Derrickson: We wrote Sinister in five weeks.

So you guys sort of wake up to each other’s pages?

Derrickson. Yeah.

And how did the project come about then?

Cargill: It was an idea I’d had for a while, and Scott and I had become friends because he was a fan of my writing on Ain’t It Cool. I was in Vegas with my wife and friends and I was tweeting about it and it turns out Scott was in Vegas and he said, “oh hey, we need to get together and get drinks.” So we got together and had a few drinks and Scott asked me if he could bounce an idea off me, which he did. And then I asked him if I could bounce an idea off of him and he was like, “okay everybody pitches me at least once. This is your one chance.” So I pitched him Sinister and he said “holy sh*t I want to make that movie.” And nine months later we were on set.

Derrickson: And Cargill very modestly skipped an important step in that process. Even if I had only liked the idea, I wouldn’t have done that. I probably would have just asked to buy the story and would have given him the story credit. But – and I think I was the only person at that point – I had read his novel. I had asked his opinion about scripts of mine in the past and so he, in return, asked me to read some pages from this novel. And when I read it I couldn’t believe what I was reading. I was just knocked out. I remember calling him after reading the first three chapters and saying, “this is the fantasy novel I’ve been waiting for someone to write. This is amazing.”

I knew he was a good writer from Ain’t It Cool, but writing reviews and telling stories are two different things. And now it comes out next Tuesday (February 26th). “Dreams And Shadows”. It’s extraordinary. And now we’ve written four more scripts together.

With the Blu-ray coming out this week, what are some of the special features you’re excited for people to see? Anything left on the cutting room floor?

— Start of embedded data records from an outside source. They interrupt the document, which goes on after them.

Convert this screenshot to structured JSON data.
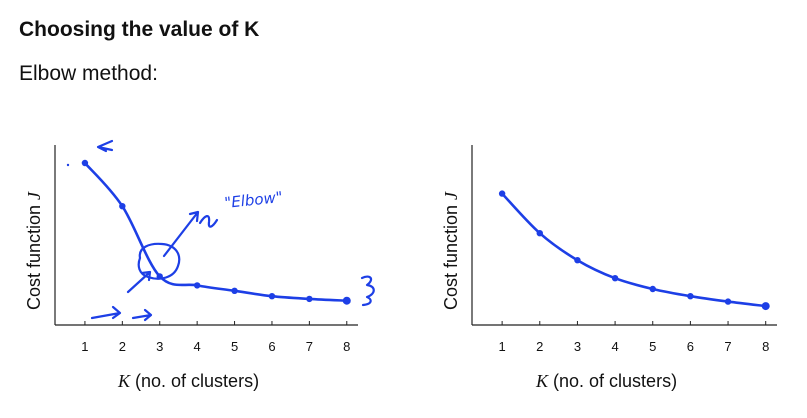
{
  "page": {
    "title": "Choosing the value of K",
    "subtitle": "Elbow method:"
  },
  "colors": {
    "ink": "#1d3fe6",
    "axis": "#222222"
  },
  "chart_data": [
    {
      "type": "line",
      "x": [
        1,
        2,
        3,
        4,
        5,
        6,
        7,
        8
      ],
      "series": [
        {
          "values": [
            9.0,
            6.6,
            2.7,
            2.2,
            1.9,
            1.6,
            1.45,
            1.35
          ]
        }
      ],
      "xlabel_var": "K",
      "xlabel_rest": " (no. of clusters)",
      "ylabel_text": "Cost function ",
      "ylabel_var": "J",
      "xticks": [
        "1",
        "2",
        "3",
        "4",
        "5",
        "6",
        "7",
        "8"
      ],
      "xlim": [
        0.2,
        8.3
      ],
      "ylim": [
        0,
        10
      ],
      "grid": false,
      "annotations": {
        "elbow_label": "\"Elbow\""
      }
    },
    {
      "type": "line",
      "x": [
        1,
        2,
        3,
        4,
        5,
        6,
        7,
        8
      ],
      "series": [
        {
          "values": [
            7.3,
            5.1,
            3.6,
            2.6,
            2.0,
            1.6,
            1.3,
            1.05
          ]
        }
      ],
      "xlabel_var": "K",
      "xlabel_rest": " (no. of clusters)",
      "ylabel_text": "Cost function ",
      "ylabel_var": "J",
      "xticks": [
        "1",
        "2",
        "3",
        "4",
        "5",
        "6",
        "7",
        "8"
      ],
      "xlim": [
        0.2,
        8.3
      ],
      "ylim": [
        0,
        10
      ],
      "grid": false
    }
  ]
}
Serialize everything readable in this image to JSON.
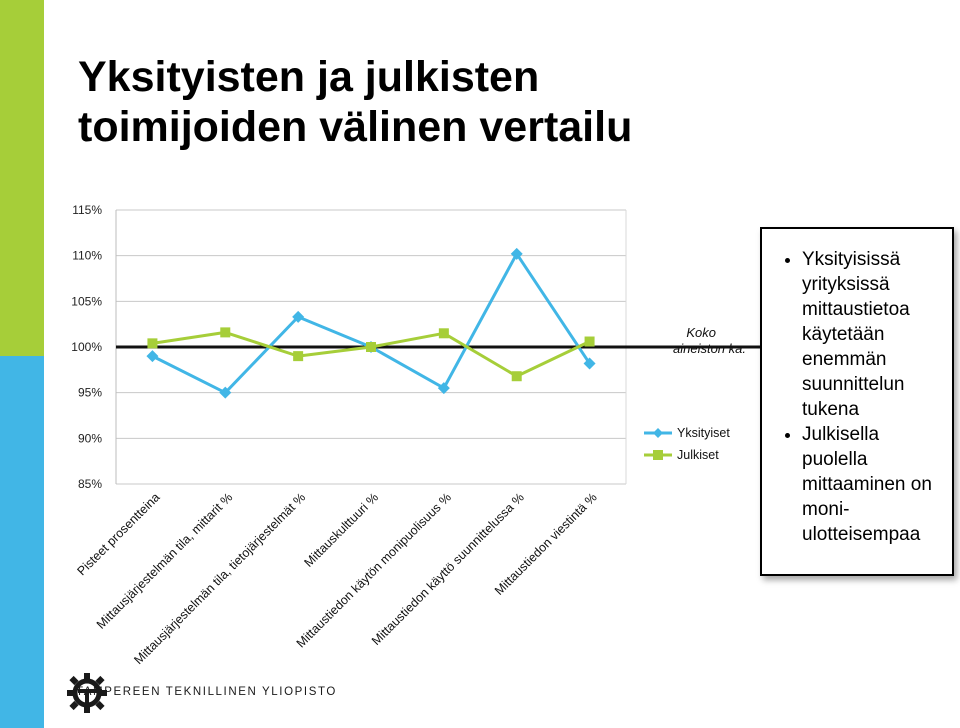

Derrickson: I think I speak for Cargill and I in that the special features we’re most proud are the two deleted scenes with Angela Bettis (May, The Woman, The ABC’s Of Death). And they’re not small scenes, they’re big scenes. We wrote them expressly with her in mind, we love her as an actress. And she knocked these scenes out of the park. They were well shot and well acted and worked as individual scenes, but when we were cutting the film they just didn’t need to be there to tell the story and they broke the spell of the movie.

That was a difficult process for me to call Angela, who I adore, and say, “I’ve cut you out of the movie.” And God bless her, she still showed up at the SXSW screening. I just adore her. And I’m excited for people to see the scenes, she’s great in them. But when you see them it will also be clear why they’re not in the movie.

And you guys have Deus Ex coming along, how’s that shaping up?

Derrickson: Awesome. We’ve done a draft, we met with the game company up in Montreal last week and we couldn’t be more excited about it.

Cargill: And everybody involved is awesome and really gets this property and really wants to make an amazing cyber-punk film.

So you don’t feel that they’re being overly precious? They’re letting do what needs to be done to make it a real movie?

Derrickson: There’s a very positive energy around it.I think it’s because everyone involved has a similar love for the game itself and for that reason, everyone wants to protect the same things. And everyone understands that video game movies have tended not to be good. And there’s a reason for that and we’re all trying to make the transition from video game to movie without falling into those same pits.

Sinister didn’t cost a lot of money, but it did very well. So it’s almost my due diligence to ask about the potential sequel we’ve been hearing rumblings about. What’s the status of Sinister 2?

Derrickson: People are talking about it. They’re interested, but there’s nothing definite yet. People like it, it did well. So there’s interest and people are having conversations. But that’s it for right now.